Sie sind also besorgt über den Zustand der Demokratie in Deutschland. Sehen Sie, das sind wir Bürger auch.
Wir haben doch eigentlich eine parlamentarische Demokratie, in der wir Bürger alle paar Jahre, als höchster und einziger Souverän – so steht es zumindest in unserem Grundgesetz — unsere Regierung wählen. Und da wir im Gemeinschaftskundeunterricht aufgepasst haben, sind wir bisher immer davon ausgegangen, dass Parteien, wenn sie vom Souverän, also dem deutschen Volk, gewählt worden sind, den Willen eines Teiles des Volkes vertreten und daher eine Teilhabe an der deutschen Politik bekommen müssen. Entsprechend der Mandate im Bundestag, natürlich.
Wir verstehen jetzt nicht so ganz, warum zum Beispiel die AfD — ob man sie nun gut findet oder nicht – und die mittlerweile die zweitstärkste Partei in Deutschland ist, ausgeschlossen wird, wo es nur irgend geht, aufs Übelste beschimpft wird, wo sie auch auftaucht, mit Hass und Häme bedacht und mit allen Mitteln bekämpft wird. Oder meinen Sie vielleicht mit Ihrer Formulierung, dass die Gegner der Demokratie, die immer lauter werden, genau diejenigen sind, die eine rechtmäßige, gewählte Partei widerrechtlich ausgrenzen und regelrecht „ausmerzen“ wollen? Ihre Parteigenossin Nahles beispielsweise, die dieser Partei “in die Fresse” hauen möchte?
Oder meinen Sie, verehrter Herr Bundespräsident, mit der Formulierung „die liberale Demokratie“ sei angefochten, dass es mehrere Sorten von Demokratie in Deutschland gibt? Eine „liberale“ und eine „autoritäre“? Nun, da haben Sie allerdings recht, sehr geehrter Herr Bundespräsident. Auch wir Bürger haben das Gefühl, dass sich eine sehr autoritäre Art von Demokratie – nein, eigentlich eine Autokratie – in unserem einst so schönen Deutschland breitgemacht hat. Eine linke Einheits-Nomenklatura, die den Willen eines großen Teils des Volkes, des Souveräns (siehe Grundgesetz), mit Füßen tritt und das Volk als Nazis beschimpft, wenn es seinen Willen auch äußert. Was uns Bürger wirklich verletzt und beleidigt.

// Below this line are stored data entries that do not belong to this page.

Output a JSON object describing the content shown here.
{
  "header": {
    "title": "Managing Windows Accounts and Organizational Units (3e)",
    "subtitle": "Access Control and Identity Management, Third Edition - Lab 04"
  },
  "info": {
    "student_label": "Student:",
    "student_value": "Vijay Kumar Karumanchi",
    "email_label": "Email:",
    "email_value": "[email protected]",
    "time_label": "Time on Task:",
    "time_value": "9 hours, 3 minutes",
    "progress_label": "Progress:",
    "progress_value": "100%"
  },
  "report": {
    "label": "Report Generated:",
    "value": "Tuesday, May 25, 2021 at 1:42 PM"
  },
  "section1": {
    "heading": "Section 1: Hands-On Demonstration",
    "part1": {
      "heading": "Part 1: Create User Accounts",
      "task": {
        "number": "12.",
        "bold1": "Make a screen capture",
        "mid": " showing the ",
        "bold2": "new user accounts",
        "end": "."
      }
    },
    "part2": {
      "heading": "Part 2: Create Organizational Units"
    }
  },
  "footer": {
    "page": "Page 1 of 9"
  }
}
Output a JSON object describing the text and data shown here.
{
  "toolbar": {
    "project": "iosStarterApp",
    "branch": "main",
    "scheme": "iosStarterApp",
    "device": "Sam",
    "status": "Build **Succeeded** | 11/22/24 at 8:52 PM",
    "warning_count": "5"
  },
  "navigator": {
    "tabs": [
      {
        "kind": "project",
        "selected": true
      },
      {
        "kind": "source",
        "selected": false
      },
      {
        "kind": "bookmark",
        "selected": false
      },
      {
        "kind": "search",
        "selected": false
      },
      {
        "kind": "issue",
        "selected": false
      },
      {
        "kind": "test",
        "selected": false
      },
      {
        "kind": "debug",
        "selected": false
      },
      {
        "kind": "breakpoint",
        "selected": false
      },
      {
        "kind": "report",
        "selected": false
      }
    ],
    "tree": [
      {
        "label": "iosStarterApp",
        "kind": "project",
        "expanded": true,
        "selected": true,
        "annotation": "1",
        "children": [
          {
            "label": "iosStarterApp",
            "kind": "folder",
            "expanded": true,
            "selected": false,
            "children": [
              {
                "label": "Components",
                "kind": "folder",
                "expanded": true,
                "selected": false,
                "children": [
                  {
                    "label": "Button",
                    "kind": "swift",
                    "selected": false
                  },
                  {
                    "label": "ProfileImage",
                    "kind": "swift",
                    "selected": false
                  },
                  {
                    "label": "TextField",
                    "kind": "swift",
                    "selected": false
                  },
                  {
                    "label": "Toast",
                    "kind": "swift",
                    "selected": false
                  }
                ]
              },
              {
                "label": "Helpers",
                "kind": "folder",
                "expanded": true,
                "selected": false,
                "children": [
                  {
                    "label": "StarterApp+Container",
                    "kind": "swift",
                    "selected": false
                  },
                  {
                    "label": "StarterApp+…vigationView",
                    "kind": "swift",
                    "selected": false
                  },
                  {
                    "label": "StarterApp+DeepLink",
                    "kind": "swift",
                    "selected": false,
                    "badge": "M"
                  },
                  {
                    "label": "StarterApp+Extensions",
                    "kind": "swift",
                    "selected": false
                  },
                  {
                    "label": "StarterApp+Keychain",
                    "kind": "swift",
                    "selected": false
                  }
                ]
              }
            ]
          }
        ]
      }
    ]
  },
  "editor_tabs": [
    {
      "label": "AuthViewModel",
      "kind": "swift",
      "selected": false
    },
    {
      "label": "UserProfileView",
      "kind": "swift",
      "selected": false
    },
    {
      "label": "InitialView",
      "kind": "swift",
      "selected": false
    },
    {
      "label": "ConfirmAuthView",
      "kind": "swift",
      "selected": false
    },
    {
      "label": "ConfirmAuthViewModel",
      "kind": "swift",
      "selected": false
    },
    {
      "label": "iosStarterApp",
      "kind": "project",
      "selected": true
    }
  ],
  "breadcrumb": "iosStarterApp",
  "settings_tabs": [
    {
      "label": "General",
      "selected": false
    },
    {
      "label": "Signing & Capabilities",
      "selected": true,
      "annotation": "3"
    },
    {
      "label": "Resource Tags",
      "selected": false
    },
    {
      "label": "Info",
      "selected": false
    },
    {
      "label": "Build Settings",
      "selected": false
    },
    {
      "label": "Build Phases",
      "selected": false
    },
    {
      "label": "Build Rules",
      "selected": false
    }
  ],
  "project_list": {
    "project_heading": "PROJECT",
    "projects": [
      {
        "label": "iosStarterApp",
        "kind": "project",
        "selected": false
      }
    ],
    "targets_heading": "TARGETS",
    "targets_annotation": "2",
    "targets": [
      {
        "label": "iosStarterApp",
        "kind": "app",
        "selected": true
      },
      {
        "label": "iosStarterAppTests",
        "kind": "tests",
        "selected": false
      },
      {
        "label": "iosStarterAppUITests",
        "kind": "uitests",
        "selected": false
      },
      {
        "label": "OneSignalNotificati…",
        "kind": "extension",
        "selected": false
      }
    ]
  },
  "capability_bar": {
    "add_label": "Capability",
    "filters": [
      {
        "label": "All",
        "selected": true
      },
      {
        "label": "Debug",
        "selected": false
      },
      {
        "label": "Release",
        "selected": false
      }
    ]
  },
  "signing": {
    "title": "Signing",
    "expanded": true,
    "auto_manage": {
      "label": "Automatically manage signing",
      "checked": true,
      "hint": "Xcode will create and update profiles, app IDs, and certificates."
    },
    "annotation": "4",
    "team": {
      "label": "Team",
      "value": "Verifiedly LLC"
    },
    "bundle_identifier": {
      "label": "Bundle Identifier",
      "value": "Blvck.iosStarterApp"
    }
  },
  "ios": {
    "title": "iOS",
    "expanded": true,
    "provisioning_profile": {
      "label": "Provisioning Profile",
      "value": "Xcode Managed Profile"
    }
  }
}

Wir können Ihnen, sehr geehrter Herr Bundespräsident, nur beipflichten, wenn Sie uns auffordern, „Wohlstand und Demokratie, Freiheit und Rechtsstaatlichkeit ständig neu zu erstreiten“. Genau dafür stehe ich zum Beispiel jeden Morgen auf und kämpfe dafür.
Denn der Wohlstand, der ist leider schon lange dahin. Wie viele leben heute von HartzIV, Herr Bundespräsident! Ständig gibt es neue Dinge, wie „Energiearmut“. Davon haben Sie wahrscheinlich noch nichts gehört. Also, Herr Bundespräsident, Energiearmut ist, wenn deutsche Bürger nicht einmal das Geld haben, für ihre Wohnung Strom oder Heizung zu bezahlen. Also kein Licht, im Winter Außentemperatur und keine warme Mahlzeit, keine warme Dusche, oft auch nicht einmal kaltes Wasser haben. Es gibt zwar keine amtliche Statistik dafür, aber die Stromanbieter verschickten im Jahr 2010 drei Millionen Mahnungen und 340.000 Sperrandrohungen. Damals ging es uns Deutschen aber noch besser. Letztes Jahr hatten wir 860.000 Wohnungslose in Deutschland, die haben noch nicht einmal eine Wohnung, in der sie unter Energiearmut leiden könnten. Dieses Jahr werden es über eine Million sein. Viele alte Leute können sich kaum noch etwas zu essen leisten und würden verhungern, wenn es die Tafeln nicht gäbe.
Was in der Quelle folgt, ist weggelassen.